Test Example 2 [Durability]
The developer "ML 7300" (manufactured by Oki Data Corporation) was remodeled so that it can be rotated and mounted, and toner was mounted. When continuously rotating at 100 mm / sec, the layer formation state on the surface of the developing roll was visually confirmed every 30 minutes, and durability was evaluated according to the following evaluation criteria. The results are shown in Table 10.

〔Evaluation criteria〕
A: No streaks occur after 180 minutes B: No streaks occur after 90 minutes, but several streaks occur after 180 minutes C: Streaks occur after 90 minutes

  From the above results, it can be seen that, in comparison with Comparative Examples 1 to 7, Examples 1 to 17 are excellent in both low temperature fixability and durability. Further, it is clear from the comparison between Example 1 and Example 4 that the durability is improved by performing the heating and holding step.

  The toner for electrophotography of the present invention is suitably used for developing a latent image formed in electrophotography, electrostatic recording method, electrostatic printing method and the like.

Claims (6)

  A crystalline polyester for polycondensation of an alcohol component and an unsaturated aliphatic dicarboxylic acid compound at least 20 mol% and a carboxylic acid component having a trivalent or higher polyvalent carboxylic acid compound content of 5 mol% or less. A method of production, wherein the crystalline polyester has a molecular weight peak top in gel permeation chromatography of chloroform dissolved in a gel permeation chromatography of 1000 to 20000, and a content of chloroform insoluble is 1 to 30% by weight. A method for producing a crystalline polyester, in which a radical polymerization initiator is added to obtain a crystalline polyester.   The crystal according to claim 1, wherein the unsaturated aliphatic dicarboxylic acid compound is at least one selected from the group consisting of fumaric acid, maleic acid, anhydrides of these acids, and alkyl (C1-3) esters.
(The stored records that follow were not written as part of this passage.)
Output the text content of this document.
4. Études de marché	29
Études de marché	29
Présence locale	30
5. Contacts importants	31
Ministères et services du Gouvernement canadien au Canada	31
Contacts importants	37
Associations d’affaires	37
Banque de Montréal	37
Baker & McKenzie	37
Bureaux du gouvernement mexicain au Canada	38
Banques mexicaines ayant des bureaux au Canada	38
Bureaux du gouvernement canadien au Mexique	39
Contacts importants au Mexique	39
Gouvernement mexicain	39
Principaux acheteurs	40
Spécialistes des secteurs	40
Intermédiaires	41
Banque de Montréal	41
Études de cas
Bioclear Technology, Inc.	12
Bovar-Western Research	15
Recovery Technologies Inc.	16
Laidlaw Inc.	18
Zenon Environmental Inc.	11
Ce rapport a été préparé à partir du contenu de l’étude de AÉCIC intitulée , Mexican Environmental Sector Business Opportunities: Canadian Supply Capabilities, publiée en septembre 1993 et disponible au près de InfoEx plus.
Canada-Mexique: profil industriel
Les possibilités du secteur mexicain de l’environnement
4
For producing a conductive polyester.   The method for producing a crystalline polyester according to claim 1 or 2, wherein a dimer component of the unsaturated aliphatic dicarboxylic acid compound is detected in a pyrolysis gas chromatograph mass spectrometer.   The manufacturing method of the crystalline polyester in any one of Claims 1-3 by which at least one part is bridge | crosslinked with the unsaturated aliphatic dicarboxylic acid compound.   The manufacturing method of the crystalline polyester in any one of Claims 1-4 in which an alcohol component contains C4-C10 aliphatic diol.   The method for producing a crystalline polyester according to any one of claims 1 to 5, wherein the radical polymerization initiator is added when the condensation polymerization reaction rate is 40 to 90%.